Brits Eat Crow: Admit China High-Speed Rail Working
Jan. 16, 2017 (EIRNS)—Back in September 2016, Dr. Atif Ansar of Oxford University's Saïd Business School led a team which attempted to "prove" that China's development of a high-speed rail network would simply result in a "boom and bust" cycle for their domestic (and perhaps the world's!) economy. Today, they are eating crow—admitting what their mathematics refused to show—that China's infrastructure investment is paying off in ways they never imagined.
This week's Economist features two articles on Chinese domestic high-speed-rail network development. Under the rubrick of "The Lure of Speed," the editors admit that China has almost completed a four-by-four rail grid spanning the entire nation—20,000 kilometers of four major east-west and north-south lines. Moreover, by 2035 it plans an even denser eight-by-eight grid in complete operation, ultimately 45,000 km of rail lines. Train speeds—after being temporarily reduced to 300km/hr after the "fall" of Liu Zhijun, the "father of the bullet-train system" (under "corruption" charges in 2011) and an accident which killed 40 passengers—have now been restored to their designed speed of 350km/hr.
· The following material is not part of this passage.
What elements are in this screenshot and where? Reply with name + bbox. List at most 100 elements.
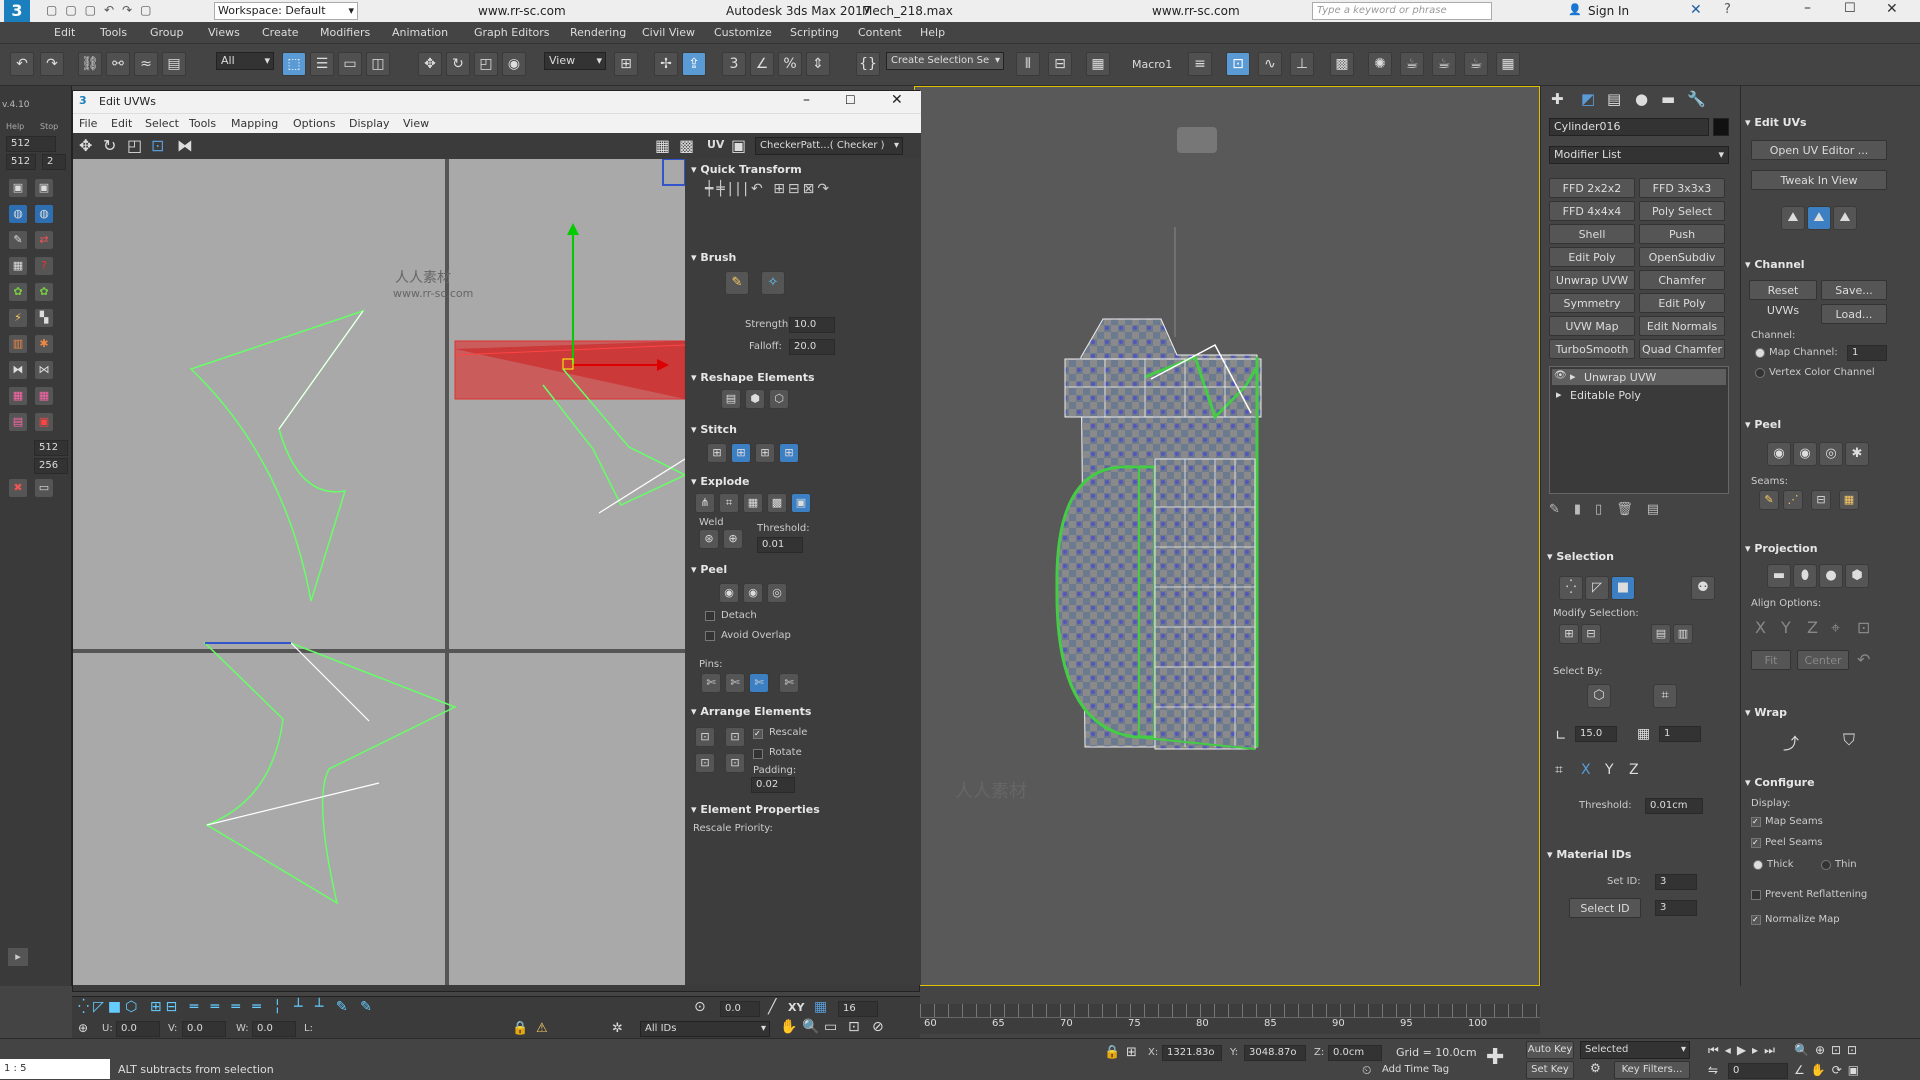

Even at the current density, the speed and regularity of the trains has created its own dynamic, with fully 50% of the traffic on the busiest lines being "generated traffic;" that is, "people making trips that they would not have made before," the perplexed Economist admits. "Life and work have started to follow the sinews of the high-speed rail system," they say, as the regularity and affordability of the trains leads to growing "commuter corridors" and related regional development. "Trains are expanding the pool of labor and consumers around China's most productive cities, while pushing investment and technology to poorer ones."
A second article, generously titled, "Opinion is Divided on China's Massive Infrastructure Project," is spent debunking Dr. Ansar's previously hailed projections of impending doom for the system. Centering on his choice of a too-high, 12%, "discount rate" of future payoff on investment, they mumble that, "at a gentler rate of 9%, the [benefit/cost] ratio improves to about 2." At a rate of 5.3%, it's up to 3, at which point, "the proportion of duds [money-losing lines—ed.] falls to just 8%," hardly a threat to the entire system. Ansar's other assumptions, such as failure to account for future increases in traffic, are likewise exposed as fraudulent.